To test this idea (it’s not a real hypothesis, but more of a thought experiment), we could take all measurements on fresh samples (ignoring the secondary values for the days after) and put them all together. It doesn’t matter whether it was for different samples (triplo) or repeated measurements of the same sample (duplo) and it’s even not relevant which time of the day we took the samples.
In total we got 72 primary values and we won’t use the correction for the drift of the meter (observed during the first measurements) right now.
We can calculated a 99% Confidence Interval (99% CI) for the population (all samples to be taken, using a Z-value of 2,576, so minus and plus 2,576 times the standard deviation of the sampled values, to obtain the lower and upper boundary of the 99% CI). We can expect 99% of our future samples to be within this bandwidth (but beware, this will only apply if the distribution is Gaussian).
Dividing the previous standard deviation by the square root of the number of samples minus 1 (that would be sqrt(71) = 8.43), we can calculate a Confidence interval for the mean.
If we would calculate the mean (taking the average in Excel) for a reasonable set of future samples, we would get a value between those boundaries – at least with a certainty of 99%, so once in a while it could be outside, but that should be very rare.
Determining the median: sorting all values, we can take the value between #36 and #37, but both are 8.16 so that’s easy.

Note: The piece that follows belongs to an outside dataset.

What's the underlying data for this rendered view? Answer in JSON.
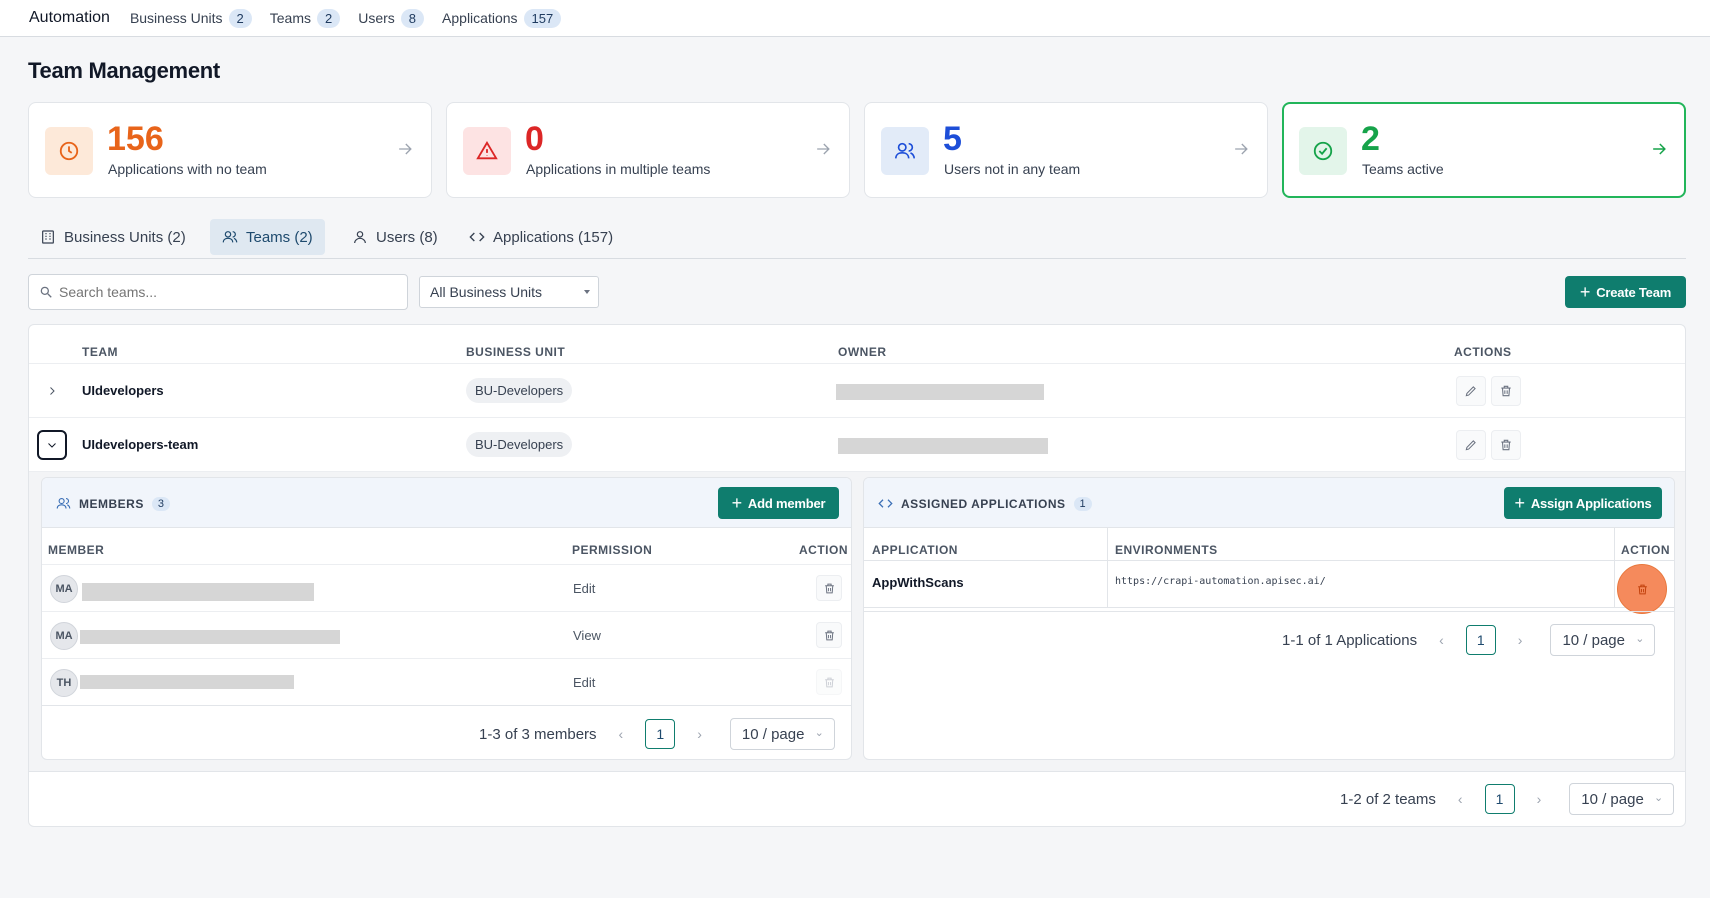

Obviously the median is lower than the mean, so the distribution is skewed, we have outliers or both. The mean is very sensitive to outliers, but the median is not. The sorted values can also be visualised in a graph.
Then we can see clearly the outliers to the right. Those are the values we corrected, because the values measured for the calibration buffers were too high. Another way to visualise the distribution is the creation of classes.
Now we can see that the shape is not a nice Gaussian bell-curve at all. Even not when the outliers are taken out. But… the bias could be caused by my selection of course. The Weerwater has many more values than e.g. the Markermeer!
What we should do is sample those high pH lakes (especially Markermeer and IJmeer) again and see whether they are really more alkaline* than expected.
To be honest, taking them out won’t change a lot and by now it seems that the pH is nearly always 8 or more. On the other hand, as already mentioned, there is a strong connection with the Ijssel, and because the Ijssel branches from the Rhine, we should consider the South or the East of the Netherlands as well. Let’s see where we get.
* Alkaline (and alkalinity) is now often defined as “resistance of the pH to acid”, effectively being buffering power. However, a long time ago when I was doing the research for my Master’s Degree in biochemistry, we used the word as the opposite of acidity. The word “basicity” to indicate a high pH was not used at all.